L’impact d’avoir des enfants diffère selon les pays. Alors que certaines nations développées ont des populations et des taux de croissance de population plus importants, leur impact général sur l’équation carbone est souvent réduit par une espérance de vie plus courte et moins de consommation.

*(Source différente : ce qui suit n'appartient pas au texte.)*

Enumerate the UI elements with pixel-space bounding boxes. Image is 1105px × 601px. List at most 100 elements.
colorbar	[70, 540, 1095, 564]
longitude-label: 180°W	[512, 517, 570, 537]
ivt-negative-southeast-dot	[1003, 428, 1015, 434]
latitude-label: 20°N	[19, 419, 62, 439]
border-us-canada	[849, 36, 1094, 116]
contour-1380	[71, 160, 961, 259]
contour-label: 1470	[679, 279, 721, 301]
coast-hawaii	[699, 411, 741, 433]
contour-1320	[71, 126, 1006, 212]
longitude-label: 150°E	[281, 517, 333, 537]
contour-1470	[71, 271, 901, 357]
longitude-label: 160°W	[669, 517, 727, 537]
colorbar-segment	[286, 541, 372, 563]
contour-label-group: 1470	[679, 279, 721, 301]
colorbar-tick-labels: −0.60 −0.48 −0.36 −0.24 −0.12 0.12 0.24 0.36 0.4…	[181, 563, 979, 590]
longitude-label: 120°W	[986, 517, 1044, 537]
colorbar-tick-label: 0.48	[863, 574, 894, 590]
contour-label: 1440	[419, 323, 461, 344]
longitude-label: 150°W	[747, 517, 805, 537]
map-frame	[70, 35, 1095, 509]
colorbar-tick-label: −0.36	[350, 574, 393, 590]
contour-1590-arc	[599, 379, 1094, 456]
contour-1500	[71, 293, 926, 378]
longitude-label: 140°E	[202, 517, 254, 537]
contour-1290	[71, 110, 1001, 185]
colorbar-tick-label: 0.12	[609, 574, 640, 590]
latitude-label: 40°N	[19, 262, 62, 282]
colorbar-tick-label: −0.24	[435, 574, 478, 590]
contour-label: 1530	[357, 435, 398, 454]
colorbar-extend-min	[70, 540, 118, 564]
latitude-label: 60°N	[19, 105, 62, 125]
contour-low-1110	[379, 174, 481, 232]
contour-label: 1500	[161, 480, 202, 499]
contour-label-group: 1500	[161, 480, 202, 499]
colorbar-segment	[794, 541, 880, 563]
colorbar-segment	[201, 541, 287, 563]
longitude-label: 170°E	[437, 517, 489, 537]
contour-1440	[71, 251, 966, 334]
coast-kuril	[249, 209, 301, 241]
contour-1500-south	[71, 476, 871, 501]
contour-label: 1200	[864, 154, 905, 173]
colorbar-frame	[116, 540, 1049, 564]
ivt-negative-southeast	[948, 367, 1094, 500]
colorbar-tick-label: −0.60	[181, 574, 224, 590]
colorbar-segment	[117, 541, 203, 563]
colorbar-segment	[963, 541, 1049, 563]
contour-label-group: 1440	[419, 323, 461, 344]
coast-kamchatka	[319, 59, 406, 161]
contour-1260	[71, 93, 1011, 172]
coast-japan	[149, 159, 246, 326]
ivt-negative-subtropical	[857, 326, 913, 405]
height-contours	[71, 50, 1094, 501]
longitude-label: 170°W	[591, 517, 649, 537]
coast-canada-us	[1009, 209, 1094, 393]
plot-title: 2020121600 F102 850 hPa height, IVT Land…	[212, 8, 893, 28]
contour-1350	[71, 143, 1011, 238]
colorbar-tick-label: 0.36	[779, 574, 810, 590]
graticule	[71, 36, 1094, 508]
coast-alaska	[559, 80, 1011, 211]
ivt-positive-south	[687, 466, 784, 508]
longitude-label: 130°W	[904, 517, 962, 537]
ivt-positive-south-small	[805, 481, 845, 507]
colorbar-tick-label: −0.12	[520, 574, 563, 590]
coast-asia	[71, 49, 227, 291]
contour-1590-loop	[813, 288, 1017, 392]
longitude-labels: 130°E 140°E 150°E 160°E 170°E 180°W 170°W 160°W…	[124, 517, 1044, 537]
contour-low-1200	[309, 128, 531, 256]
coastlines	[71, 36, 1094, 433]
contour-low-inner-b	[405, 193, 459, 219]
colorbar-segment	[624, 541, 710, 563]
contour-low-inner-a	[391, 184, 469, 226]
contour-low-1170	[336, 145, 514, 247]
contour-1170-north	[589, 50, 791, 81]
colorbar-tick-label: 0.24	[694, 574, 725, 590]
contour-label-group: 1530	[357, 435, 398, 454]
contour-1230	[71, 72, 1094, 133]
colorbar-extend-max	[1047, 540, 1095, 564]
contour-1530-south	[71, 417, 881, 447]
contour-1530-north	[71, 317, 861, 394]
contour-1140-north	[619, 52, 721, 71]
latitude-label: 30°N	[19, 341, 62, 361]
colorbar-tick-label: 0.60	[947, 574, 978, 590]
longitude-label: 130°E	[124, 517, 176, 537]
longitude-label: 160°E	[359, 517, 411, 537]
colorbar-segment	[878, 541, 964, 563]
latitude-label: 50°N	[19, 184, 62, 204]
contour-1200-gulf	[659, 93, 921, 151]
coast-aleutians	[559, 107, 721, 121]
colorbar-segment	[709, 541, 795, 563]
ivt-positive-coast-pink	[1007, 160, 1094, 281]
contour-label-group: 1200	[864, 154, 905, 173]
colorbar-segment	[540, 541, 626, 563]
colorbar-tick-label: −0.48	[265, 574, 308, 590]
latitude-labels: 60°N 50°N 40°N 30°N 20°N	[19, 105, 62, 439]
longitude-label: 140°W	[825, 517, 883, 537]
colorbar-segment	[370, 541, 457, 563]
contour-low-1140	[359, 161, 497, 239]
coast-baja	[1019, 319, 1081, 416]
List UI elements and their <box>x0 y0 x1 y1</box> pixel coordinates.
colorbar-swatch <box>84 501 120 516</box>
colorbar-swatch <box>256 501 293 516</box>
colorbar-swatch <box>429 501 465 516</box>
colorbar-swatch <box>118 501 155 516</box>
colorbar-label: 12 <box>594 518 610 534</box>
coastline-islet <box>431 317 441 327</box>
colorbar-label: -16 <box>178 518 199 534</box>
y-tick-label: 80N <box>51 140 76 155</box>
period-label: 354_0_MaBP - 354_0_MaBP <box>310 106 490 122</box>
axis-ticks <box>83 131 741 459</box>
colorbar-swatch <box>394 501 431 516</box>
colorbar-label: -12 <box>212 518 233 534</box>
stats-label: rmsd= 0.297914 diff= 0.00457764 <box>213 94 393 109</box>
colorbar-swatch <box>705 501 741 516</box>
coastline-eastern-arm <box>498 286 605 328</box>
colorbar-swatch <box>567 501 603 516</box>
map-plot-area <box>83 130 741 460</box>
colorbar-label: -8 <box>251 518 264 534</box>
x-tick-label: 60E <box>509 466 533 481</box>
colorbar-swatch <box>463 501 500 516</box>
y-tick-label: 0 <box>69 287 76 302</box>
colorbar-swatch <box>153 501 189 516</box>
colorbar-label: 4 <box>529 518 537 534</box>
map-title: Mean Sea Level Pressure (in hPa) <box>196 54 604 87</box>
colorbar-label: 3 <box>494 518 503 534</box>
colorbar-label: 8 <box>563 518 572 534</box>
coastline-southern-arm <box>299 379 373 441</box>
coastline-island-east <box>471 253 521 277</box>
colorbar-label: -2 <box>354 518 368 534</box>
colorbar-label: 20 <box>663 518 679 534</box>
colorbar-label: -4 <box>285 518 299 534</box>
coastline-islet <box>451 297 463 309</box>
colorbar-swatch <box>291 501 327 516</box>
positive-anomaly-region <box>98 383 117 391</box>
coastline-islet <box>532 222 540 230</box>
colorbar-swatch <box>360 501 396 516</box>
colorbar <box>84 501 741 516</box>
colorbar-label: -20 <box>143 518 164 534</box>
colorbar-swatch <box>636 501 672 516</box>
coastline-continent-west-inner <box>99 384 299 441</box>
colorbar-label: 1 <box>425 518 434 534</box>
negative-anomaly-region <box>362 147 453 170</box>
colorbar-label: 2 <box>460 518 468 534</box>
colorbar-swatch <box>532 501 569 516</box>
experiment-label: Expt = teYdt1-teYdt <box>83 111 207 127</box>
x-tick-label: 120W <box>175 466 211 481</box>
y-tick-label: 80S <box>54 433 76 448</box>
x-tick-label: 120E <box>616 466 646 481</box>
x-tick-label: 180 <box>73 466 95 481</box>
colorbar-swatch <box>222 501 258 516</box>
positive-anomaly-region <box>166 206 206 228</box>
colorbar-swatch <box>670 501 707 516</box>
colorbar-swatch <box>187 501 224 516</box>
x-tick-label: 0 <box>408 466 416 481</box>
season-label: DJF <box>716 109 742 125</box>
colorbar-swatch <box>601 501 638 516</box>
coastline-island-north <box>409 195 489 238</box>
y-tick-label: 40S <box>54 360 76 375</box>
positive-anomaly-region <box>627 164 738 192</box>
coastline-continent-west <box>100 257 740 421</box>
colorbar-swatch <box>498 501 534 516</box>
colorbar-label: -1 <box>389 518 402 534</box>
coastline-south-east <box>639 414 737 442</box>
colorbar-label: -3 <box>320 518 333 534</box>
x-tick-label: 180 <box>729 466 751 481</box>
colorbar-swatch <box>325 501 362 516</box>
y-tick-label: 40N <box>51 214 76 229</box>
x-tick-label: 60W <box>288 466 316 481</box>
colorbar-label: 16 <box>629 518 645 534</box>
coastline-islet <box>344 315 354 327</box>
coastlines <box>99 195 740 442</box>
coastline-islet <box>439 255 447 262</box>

L’étude a trouvé que l’impact, à long terme, de la naissance d’un enfant né dans une famille en Chine est plus faible d’un cinquième que celui d’un enfant né aux USA.

Cependant, comme le monde en voie de développement augmente à la fois sa population et ses niveaux de consommation, cette équation pourrait se niveler.

"La Chine et l’Inde augmentent leurs émissions de carbone et leur développement industriel, d’autres pays en voie de développement pourraient aussi continuer à les augmenter dans leurs quête vers un mode de vie plus moderne" dit Murtaugh.

Les chercheurs notent qu’ils ne poussent pas les gouvernements à contrôler les naissances, ni à intervenir auprès des populations en ce sens, mais ils veulent simplement faire prendre conscience aux gens des conséquences pour l’environnement de leurs choix reproductifs.

"De nombreuses personnes ne connaissent pas la puissance de la croissance exponentielle de la population" dit Murtaugh. "Cette croissance future amplifie les conséquences des choix natalistes actuels, de la même façon qu’un intérêt capitalisé amplifie un équilibre financier."

- L’homme est-il responsable du réchauffement climatique ? Legendre A.


Références et notes :

[1] Reproduction and the carbon legacies of individuals. Global Environmental Change Vol. 19, Iss.1, Fev 2009, pp 14-20.